The dominant complaint seems to be that the company has failed to bring in big returns for shareholders even though it has been one of the few retailers to chalk up impressive sales in recent quarters.
``On one hand, they've done a good job at building a business and market niche in a difficult retail environment,'' Jamison said.
``On the other hand, the chairman has done a good job of helping out himself in ways that are not good from a shareholder's perspective, and if he didn't do these things, he would have a lot more credibility with shareholders.''
Clark Johnson, chief executive of Pier 1, has told his staff that he is the only one to speak for the company, but he did not return phone calls Thursday.
In an environment that has been extremely chilly for most retailers, particularly apparel sellers, Pier 1, based in Fort Worth, Texas, is enjoying growth.
Its same-store sales - generally considered to be the best measure of how a company is faring - were up 8.5 percent for the third quarter, and analysts expect its Christmas sales will be impressive. Its merchandise - big wicker chairs, candles and imported furnishings for the home - is gaining increased popularity among consumers.
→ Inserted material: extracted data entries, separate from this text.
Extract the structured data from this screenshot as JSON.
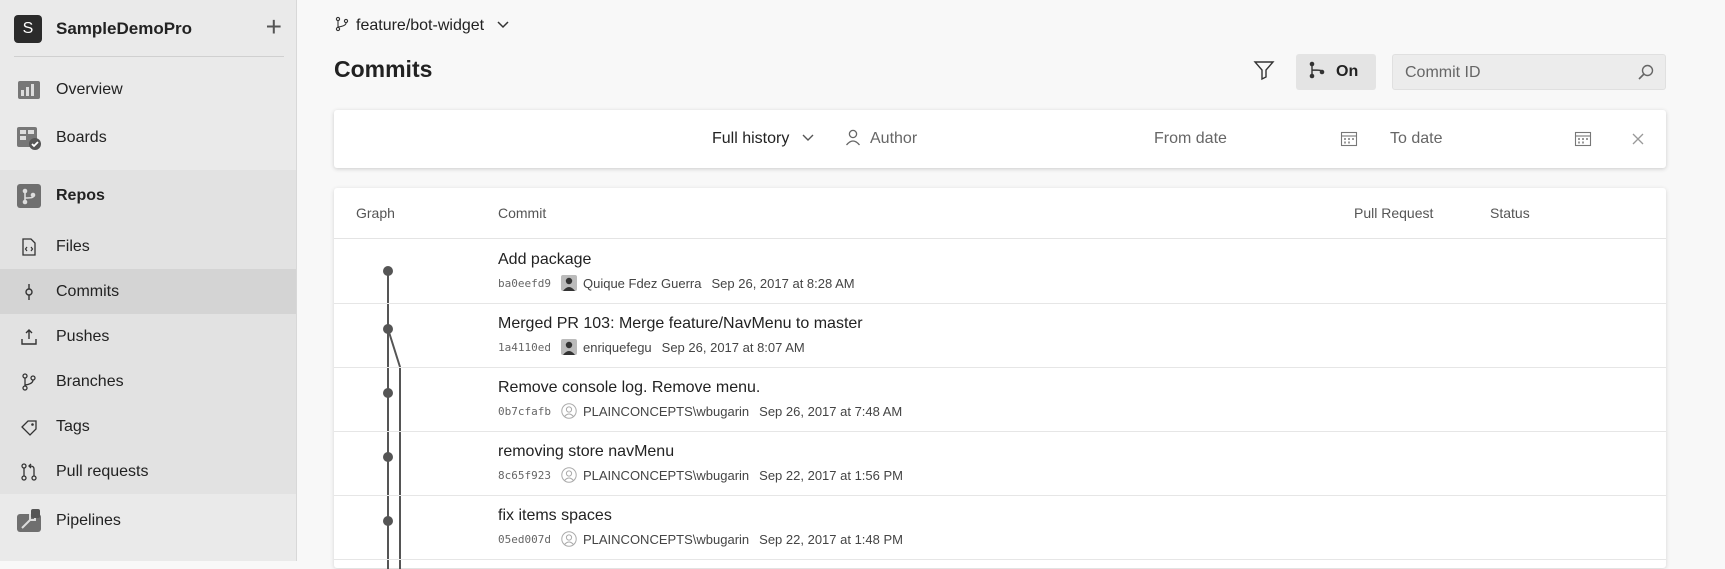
{
  "project": {
    "initial": "S",
    "name": "SampleDemoPro",
    "add_label": "+"
  },
  "nav": {
    "overview": "Overview",
    "boards": "Boards",
    "repos": "Repos",
    "files": "Files",
    "commits": "Commits",
    "pushes": "Pushes",
    "branches": "Branches",
    "tags": "Tags",
    "pull_requests": "Pull requests",
    "pipelines": "Pipelines"
  },
  "branch": {
    "name": "feature/bot-widget"
  },
  "page": {
    "title": "Commits"
  },
  "toolbar": {
    "graph_toggle": "On",
    "search_placeholder": "Commit ID"
  },
  "filters": {
    "history": "Full history",
    "author": "Author",
    "from_date": "From date",
    "to_date": "To date"
  },
  "table": {
    "headers": {
      "graph": "Graph",
      "commit": "Commit",
      "pull_request": "Pull Request",
      "status": "Status"
    },
    "rows": [
      {
        "message": "Add package",
        "hash": "ba0eefd9",
        "author": "Quique Fdez Guerra",
        "date": "Sep 26, 2017 at 8:28 AM",
        "avatar": "photo"
      },
      {
        "message": "Merged PR 103: Merge feature/NavMenu to master",
        "hash": "1a4110ed",
        "author": "enriquefegu",
        "date": "Sep 26, 2017 at 8:07 AM",
        "avatar": "photo"
      },
      {
        "message": "Remove console log. Remove menu.",
        "hash": "0b7cfafb",
        "author": "PLAINCONCEPTS\\wbugarin",
        "date": "Sep 26, 2017 at 7:48 AM",
        "avatar": "placeholder"
      },
      {
        "message": "removing store navMenu",
        "hash": "8c65f923",
        "author": "PLAINCONCEPTS\\wbugarin",
        "date": "Sep 22, 2017 at 1:56 PM",
        "avatar": "placeholder"
      },
      {
        "message": "fix items spaces",
        "hash": "05ed007d",
        "author": "PLAINCONCEPTS\\wbugarin",
        "date": "Sep 22, 2017 at 1:48 PM",
        "avatar": "placeholder"
      }
    ]
  },
  "colors": {
    "graph_line": "#555555",
    "sidebar_bg": "#eaeaea",
    "active_item": "#d4d4d4"
  }
}
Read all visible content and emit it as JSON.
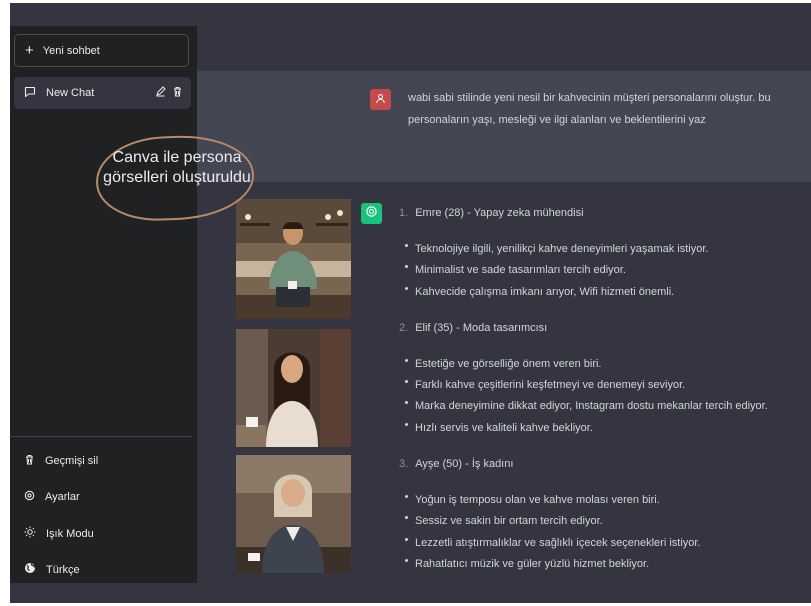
{
  "sidebar": {
    "new_chat_label": "Yeni sohbet",
    "chat_items": [
      {
        "label": "New Chat"
      }
    ],
    "menu": [
      {
        "label": "Geçmişi sil",
        "icon": "trash-icon"
      },
      {
        "label": "Ayarlar",
        "icon": "gear-icon"
      },
      {
        "label": "Işık Modu",
        "icon": "sun-icon"
      },
      {
        "label": "Türkçe",
        "icon": "globe-icon"
      }
    ]
  },
  "annotation": {
    "text": "Canva ile persona görselleri oluşturuldu"
  },
  "conversation": {
    "user_message": "wabi sabi stilinde yeni nesil bir kahvecinin müşteri personalarını oluştur. bu personaların yaşı, mesleği ve ilgi alanları ve beklentilerini yaz",
    "personas": [
      {
        "number": "1.",
        "title": "Emre (28) - Yapay zeka mühendisi",
        "bullets": [
          "Teknolojiye ilgili, yenilikçi kahve deneyimleri yaşamak istiyor.",
          "Minimalist ve sade tasarımları tercih ediyor.",
          "Kahvecide çalışma imkanı arıyor, Wifi hizmeti önemli."
        ]
      },
      {
        "number": "2.",
        "title": "Elif (35) - Moda tasarımcısı",
        "bullets": [
          "Estetiğe ve görselliğe önem veren biri.",
          "Farklı kahve çeşitlerini keşfetmeyi ve denemeyi seviyor.",
          "Marka deneyimine dikkat ediyor, Instagram dostu mekanlar tercih ediyor.",
          "Hızlı servis ve kaliteli kahve bekliyor."
        ]
      },
      {
        "number": "3.",
        "title": "Ayşe (50) - İş kadını",
        "bullets": [
          "Yoğun iş temposu olan ve kahve molası veren biri.",
          "Sessiz ve sakin bir ortam tercih ediyor.",
          "Lezzetli atıştırmalıklar ve sağlıklı içecek seçenekleri istiyor.",
          "Rahatlatıcı müzik ve güler yüzlü hizmet bekliyor."
        ]
      }
    ]
  },
  "colors": {
    "sidebar_bg": "#202123",
    "main_bg": "#343541",
    "user_row_bg": "#444654",
    "user_avatar": "#c34b4b",
    "bot_avatar": "#19c37d",
    "annotation_outline": "#b88a6a"
  }
}
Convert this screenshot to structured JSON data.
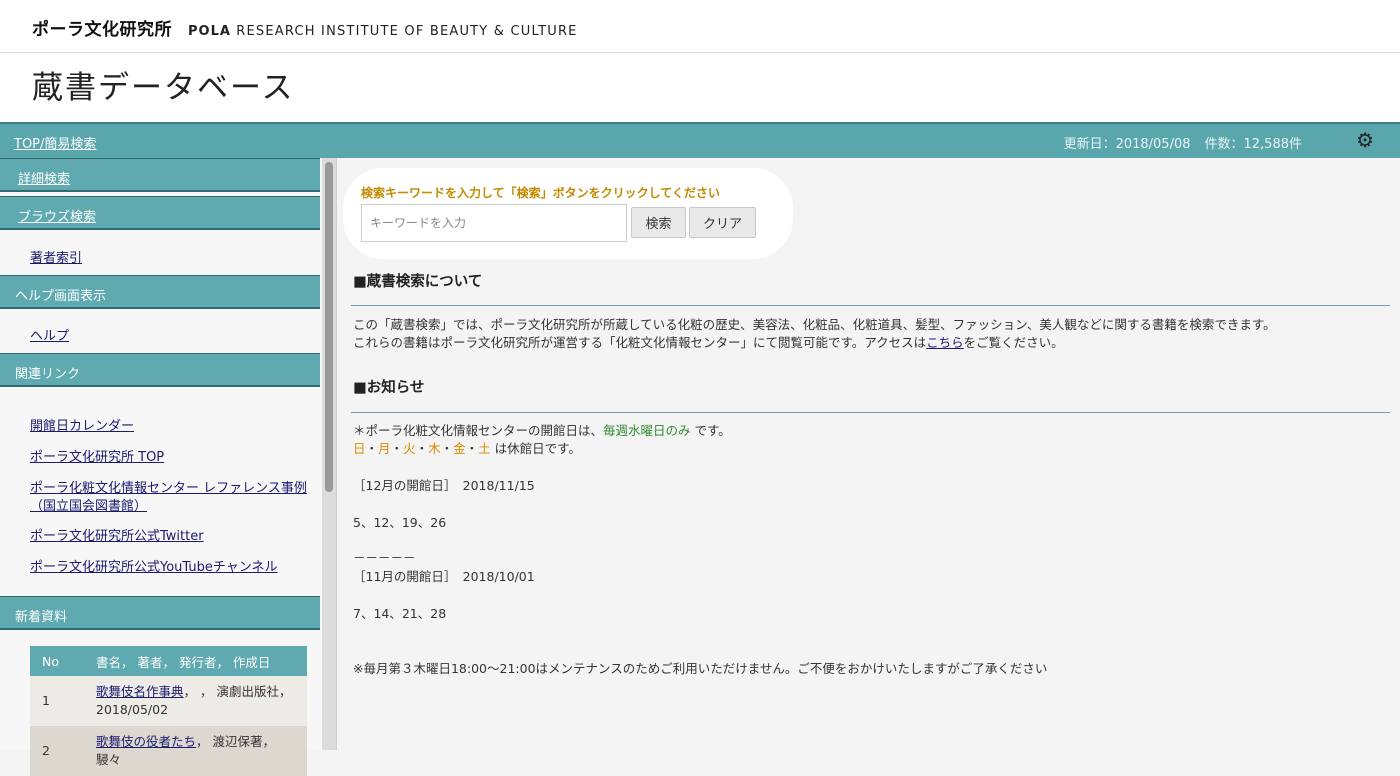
{
  "header": {
    "brand_jp": "ポーラ文化研究所",
    "brand_en_bold": "POLA",
    "brand_en_rest": "RESEARCH INSTITUTE OF BEAUTY & CULTURE",
    "title": "蔵書データベース"
  },
  "navbar": {
    "top_link": "TOP/簡易検索",
    "updated": "更新日：2018/05/08",
    "count": "件数：12,588件",
    "gear_icon": "gear-icon"
  },
  "sidebar": {
    "sections": [
      {
        "label": "詳細検索"
      },
      {
        "label": "ブラウズ検索"
      }
    ],
    "author_index": "著者索引",
    "help_head": "ヘルプ画面表示",
    "help_link": "ヘルプ",
    "links_head": "関連リンク",
    "links": [
      "開館日カレンダー",
      "ポーラ文化研究所 TOP",
      "ポーラ化粧文化情報センター レファレンス事例",
      "（国立国会図書館）",
      "ポーラ文化研究所公式Twitter",
      "ポーラ文化研究所公式YouTubeチャンネル"
    ],
    "new_head": "新着資料",
    "table": {
      "headers": [
        "No",
        "書名， 著者， 発行者， 作成日"
      ],
      "rows": [
        {
          "no": "1",
          "title": "歌舞伎名作事典",
          "rest": "， ， 演劇出版社，",
          "date": "2018/05/02"
        },
        {
          "no": "2",
          "title": "歌舞伎の役者たち",
          "rest": "， 渡辺保著， 駸々",
          "date": ""
        }
      ]
    }
  },
  "search": {
    "label": "検索キーワードを入力して「検索」ボタンをクリックしてください",
    "placeholder": "キーワードを入力",
    "search_button": "検索",
    "clear_button": "クリア"
  },
  "about": {
    "title": "■蔵書検索について",
    "line1": "この「蔵書検索」では、ポーラ文化研究所が所蔵している化粧の歴史、美容法、化粧品、化粧道具、髪型、ファッション、美人観などに関する書籍を検索できます。",
    "line2_pre": "これらの書籍はポーラ文化研究所が運営する「化粧文化情報センター」にて閲覧可能です。アクセスは",
    "line2_link": "こちら",
    "line2_post": "をご覧ください。"
  },
  "news": {
    "title": "■お知らせ",
    "open_pre": "＊ポーラ化粧文化情報センターの開館日は、",
    "open_green": "毎週水曜日のみ",
    "open_post": " です。",
    "closed_days": [
      "日",
      "月",
      "火",
      "木",
      "金",
      "土"
    ],
    "closed_sep": "・",
    "closed_post": " は休館日です。",
    "dec_label": "［12月の開館日］　2018/11/15",
    "dec_days": "5、12、19、26",
    "divider": "－－－－－",
    "nov_label": "［11月の開館日］　2018/10/01",
    "nov_days": "7、14、21、28",
    "maintenance": "※毎月第３木曜日18:00〜21:00はメンテナンスのためご利用いただけません。ご不便をおかけいたしますがご了承ください"
  }
}
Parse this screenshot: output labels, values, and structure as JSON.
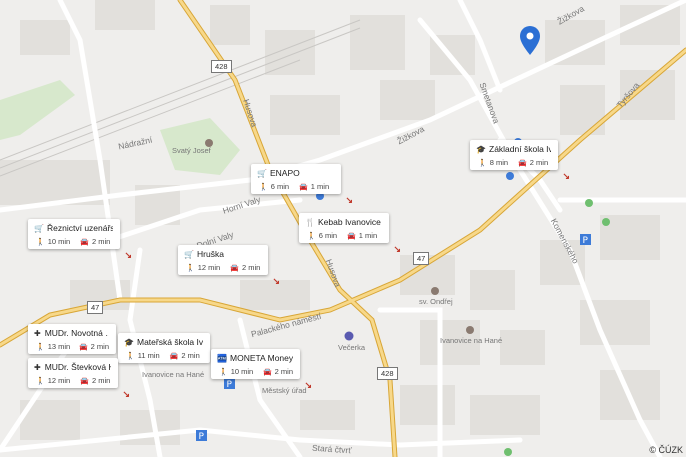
{
  "map": {
    "streets": [
      "Nádražní",
      "Husova",
      "Husova",
      "Žižkova",
      "Žižkova",
      "Smetanova",
      "Tyršova",
      "Komenského",
      "Horní Valy",
      "Dolní Valy",
      "Palackého náměstí",
      "Stará čtvrť"
    ],
    "places": [
      "Svatý Josef",
      "sv. Ondřej",
      "Večerka",
      "Ivanovice na Hané",
      "Ivanovice na Hané",
      "Městský úřad"
    ],
    "road_numbers": [
      "428",
      "428",
      "47",
      "47"
    ],
    "copyright": "© ČÚZK"
  },
  "pois": [
    {
      "icon": "cart-icon",
      "glyph": "🛒",
      "title": "ENAPO",
      "walk": "6 min",
      "drive": "1 min"
    },
    {
      "icon": "cart-icon",
      "glyph": "🛒",
      "title": "Řeznictví uzenářs…",
      "walk": "10 min",
      "drive": "2 min"
    },
    {
      "icon": "cart-icon",
      "glyph": "🛒",
      "title": "Hruška",
      "walk": "12 min",
      "drive": "2 min"
    },
    {
      "icon": "cutlery-icon",
      "glyph": "🍴",
      "title": "Kebab Ivanovice",
      "walk": "6 min",
      "drive": "1 min"
    },
    {
      "icon": "school-icon",
      "glyph": "🎓",
      "title": "Základní škola Iv…",
      "walk": "8 min",
      "drive": "2 min"
    },
    {
      "icon": "medical-icon",
      "glyph": "✚",
      "title": "MUDr. Novotná …",
      "walk": "13 min",
      "drive": "2 min"
    },
    {
      "icon": "school-icon",
      "glyph": "🎓",
      "title": "Mateřská škola Iv…",
      "walk": "11 min",
      "drive": "2 min"
    },
    {
      "icon": "medical-icon",
      "glyph": "✚",
      "title": "MUDr. Števková H…",
      "walk": "12 min",
      "drive": "2 min"
    },
    {
      "icon": "atm-icon",
      "glyph": "🏧",
      "title": "MONETA Money …",
      "walk": "10 min",
      "drive": "2 min"
    }
  ],
  "icons": {
    "walk": "🚶",
    "drive": "🚘",
    "arrow": "↘"
  }
}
But Pier 1's stock has failed to perform accordingly, hovering for most of the decade between $7 and $11, and analysts and other retail experts attribute the weakness largely to the way the company has invested its money.
Mark Boyar, the president of Mark Boyar & Co., an investment advisory group with holdings in Pier 1, said in an interview earlier this week that he had spoken with the company's management before the announcement to express his displeasure with the way it manages its funds, and said that he would push other shareholders to take action.
Action would include ``pressing the board to think about getting rid of two of its members, starting with the top one,'' he said. He was referring to the chief executive, Johnson.